This week I attended the Voice and Speech Trainers Association annual conference in NYC where a lifetime of work came full circle. Let me fill you in.
College at SUNY Binghamton offered me the privilege of studying Arthur Lessac’s Speech Method. Even all those years ago I loved the work of isolating, exploring and “buzzing” every sound that makes up this wonderful language called American English. It was great fun and also gave me a feeling of the power in simple speech, simple clear communication. That love of the music of speech has stayed with me all these years.
Years later, when my search for a non-classical voice teacher ended in the conclusion that if there was going to be a codified, well-structured, healthy vocal technique for the contemporary singer, I would have to write it – it was my Lessac work that become one of the key components of my method. Without realizing it at the time, I incorporated this brilliant speech technique into my singing method.
Now comes the amazing part of my story. Arthur Lessac was our keynote speaker for the VASTA conference this week. Mr. Lessac mesmerized the audience with the brilliance of his heartfelt message and the music of the speech. He did apologize for having to use notes to get through his hour-long keynote, but then, when you’re 100 years old the memory isn’t quite what it used to be! 100 years old and his voice is still powerful and resonant and a sensual experience to hear!
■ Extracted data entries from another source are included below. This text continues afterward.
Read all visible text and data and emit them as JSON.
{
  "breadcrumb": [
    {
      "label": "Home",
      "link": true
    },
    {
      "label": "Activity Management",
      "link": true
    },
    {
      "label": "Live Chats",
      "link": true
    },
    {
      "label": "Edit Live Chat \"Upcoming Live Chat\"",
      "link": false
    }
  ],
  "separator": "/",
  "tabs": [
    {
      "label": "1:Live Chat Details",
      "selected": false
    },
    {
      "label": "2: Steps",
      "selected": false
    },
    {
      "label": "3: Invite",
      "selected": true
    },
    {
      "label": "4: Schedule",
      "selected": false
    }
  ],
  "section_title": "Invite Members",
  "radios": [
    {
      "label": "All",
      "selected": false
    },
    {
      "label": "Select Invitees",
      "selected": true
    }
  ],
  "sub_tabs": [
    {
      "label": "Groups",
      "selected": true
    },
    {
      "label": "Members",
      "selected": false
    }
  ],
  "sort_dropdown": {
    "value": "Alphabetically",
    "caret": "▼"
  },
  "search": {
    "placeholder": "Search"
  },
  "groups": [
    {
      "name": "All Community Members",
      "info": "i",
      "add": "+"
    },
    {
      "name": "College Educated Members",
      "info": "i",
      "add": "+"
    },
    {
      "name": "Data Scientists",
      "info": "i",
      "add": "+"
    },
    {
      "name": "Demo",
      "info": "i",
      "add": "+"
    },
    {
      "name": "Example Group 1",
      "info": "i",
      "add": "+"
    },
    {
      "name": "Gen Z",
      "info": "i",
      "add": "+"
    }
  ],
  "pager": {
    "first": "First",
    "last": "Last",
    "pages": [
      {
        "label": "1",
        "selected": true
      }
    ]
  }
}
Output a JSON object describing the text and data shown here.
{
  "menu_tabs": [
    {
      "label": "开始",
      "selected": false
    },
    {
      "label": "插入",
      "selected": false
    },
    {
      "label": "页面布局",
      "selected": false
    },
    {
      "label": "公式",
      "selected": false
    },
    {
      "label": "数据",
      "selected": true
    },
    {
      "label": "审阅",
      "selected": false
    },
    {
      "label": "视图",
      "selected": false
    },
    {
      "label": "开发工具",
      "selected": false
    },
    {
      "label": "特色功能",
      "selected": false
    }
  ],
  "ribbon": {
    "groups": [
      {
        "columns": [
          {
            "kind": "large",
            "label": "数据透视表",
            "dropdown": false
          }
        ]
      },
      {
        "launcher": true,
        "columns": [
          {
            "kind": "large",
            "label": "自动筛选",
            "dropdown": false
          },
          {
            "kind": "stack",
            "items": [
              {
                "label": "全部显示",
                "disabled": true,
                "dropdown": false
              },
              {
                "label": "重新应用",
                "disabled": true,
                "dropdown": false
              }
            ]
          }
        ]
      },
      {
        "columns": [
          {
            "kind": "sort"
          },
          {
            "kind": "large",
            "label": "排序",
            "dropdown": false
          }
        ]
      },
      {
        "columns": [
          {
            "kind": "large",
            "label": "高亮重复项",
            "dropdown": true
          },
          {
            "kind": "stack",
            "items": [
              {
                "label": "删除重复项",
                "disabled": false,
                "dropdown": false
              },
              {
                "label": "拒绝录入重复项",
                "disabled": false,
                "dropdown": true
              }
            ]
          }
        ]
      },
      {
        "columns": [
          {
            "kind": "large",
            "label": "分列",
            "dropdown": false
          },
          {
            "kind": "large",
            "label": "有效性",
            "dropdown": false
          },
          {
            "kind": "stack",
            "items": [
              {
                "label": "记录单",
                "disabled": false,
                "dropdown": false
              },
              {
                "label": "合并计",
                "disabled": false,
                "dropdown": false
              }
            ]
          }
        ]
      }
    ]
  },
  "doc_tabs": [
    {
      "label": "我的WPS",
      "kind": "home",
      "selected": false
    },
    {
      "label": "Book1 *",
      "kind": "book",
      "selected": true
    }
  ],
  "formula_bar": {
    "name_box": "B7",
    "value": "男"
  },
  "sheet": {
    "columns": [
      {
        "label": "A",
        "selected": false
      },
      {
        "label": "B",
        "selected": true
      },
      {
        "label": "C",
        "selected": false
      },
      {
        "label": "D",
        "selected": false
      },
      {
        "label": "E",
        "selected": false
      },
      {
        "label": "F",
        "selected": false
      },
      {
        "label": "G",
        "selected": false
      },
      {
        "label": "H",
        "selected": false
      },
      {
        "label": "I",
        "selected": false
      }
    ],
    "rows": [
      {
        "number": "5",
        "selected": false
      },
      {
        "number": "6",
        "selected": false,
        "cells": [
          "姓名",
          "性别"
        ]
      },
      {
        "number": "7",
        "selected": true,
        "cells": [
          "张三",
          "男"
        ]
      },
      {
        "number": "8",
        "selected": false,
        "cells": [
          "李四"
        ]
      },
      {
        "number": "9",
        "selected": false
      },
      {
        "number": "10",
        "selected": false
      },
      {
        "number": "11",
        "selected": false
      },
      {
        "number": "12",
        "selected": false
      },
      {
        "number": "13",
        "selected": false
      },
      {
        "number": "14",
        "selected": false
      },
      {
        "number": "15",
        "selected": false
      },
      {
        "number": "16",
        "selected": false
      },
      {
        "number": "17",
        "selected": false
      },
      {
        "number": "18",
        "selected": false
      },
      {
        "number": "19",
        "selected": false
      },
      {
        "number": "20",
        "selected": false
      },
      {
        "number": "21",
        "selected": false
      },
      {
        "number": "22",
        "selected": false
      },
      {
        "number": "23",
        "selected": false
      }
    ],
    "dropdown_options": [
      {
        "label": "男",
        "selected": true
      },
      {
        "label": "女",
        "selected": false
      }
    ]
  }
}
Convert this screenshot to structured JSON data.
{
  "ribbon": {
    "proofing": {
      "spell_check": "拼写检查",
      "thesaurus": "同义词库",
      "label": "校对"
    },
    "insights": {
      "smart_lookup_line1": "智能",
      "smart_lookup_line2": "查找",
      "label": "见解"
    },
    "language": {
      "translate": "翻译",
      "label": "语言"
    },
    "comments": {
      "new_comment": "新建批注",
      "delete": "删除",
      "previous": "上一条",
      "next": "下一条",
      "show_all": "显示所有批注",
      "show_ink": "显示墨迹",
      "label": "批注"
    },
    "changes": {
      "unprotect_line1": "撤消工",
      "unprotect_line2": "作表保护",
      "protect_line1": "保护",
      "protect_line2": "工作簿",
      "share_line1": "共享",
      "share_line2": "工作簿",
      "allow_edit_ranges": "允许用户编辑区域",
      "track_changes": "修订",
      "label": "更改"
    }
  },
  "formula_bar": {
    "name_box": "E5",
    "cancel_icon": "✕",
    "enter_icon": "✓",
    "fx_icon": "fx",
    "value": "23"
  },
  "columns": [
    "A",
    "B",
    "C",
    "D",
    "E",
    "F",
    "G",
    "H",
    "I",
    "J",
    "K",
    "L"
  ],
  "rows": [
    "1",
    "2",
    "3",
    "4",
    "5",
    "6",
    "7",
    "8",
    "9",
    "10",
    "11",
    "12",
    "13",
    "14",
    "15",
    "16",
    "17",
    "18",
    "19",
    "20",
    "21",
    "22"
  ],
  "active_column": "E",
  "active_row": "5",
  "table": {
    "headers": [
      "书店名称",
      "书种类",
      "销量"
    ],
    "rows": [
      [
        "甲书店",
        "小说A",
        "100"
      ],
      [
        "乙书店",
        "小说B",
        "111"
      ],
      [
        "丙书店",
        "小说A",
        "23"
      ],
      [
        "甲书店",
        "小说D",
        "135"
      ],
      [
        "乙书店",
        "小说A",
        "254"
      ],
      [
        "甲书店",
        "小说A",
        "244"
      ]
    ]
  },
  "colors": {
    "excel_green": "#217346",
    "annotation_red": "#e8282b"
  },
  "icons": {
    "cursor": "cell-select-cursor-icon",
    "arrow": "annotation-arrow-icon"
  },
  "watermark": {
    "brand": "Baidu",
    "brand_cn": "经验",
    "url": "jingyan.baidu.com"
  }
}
Mr. Lessac embraced me with a strong hug when I told him I was a SUNY Binghamton graduate. I did not have the privilege of studying with the master himself, but did study with those he had trained during his tenure at the college.
I shared the story of being totally frustrated with the ignorance of the vocal music department in the area theater voice. He shared similar stories. It was in that moment that I realized the profound effect of the Lessac Method on my life’s work as a singer and vocal trainer and creator of the Morganix Method.
Arthur honored me by accepting a copy of my book. It has come full circle. I am grateful to this brilliant, warm, wonderful man and his passion for awakening a love of the music of speech in so many people.
Thank you, Arthur Lessac. You are a great teacher.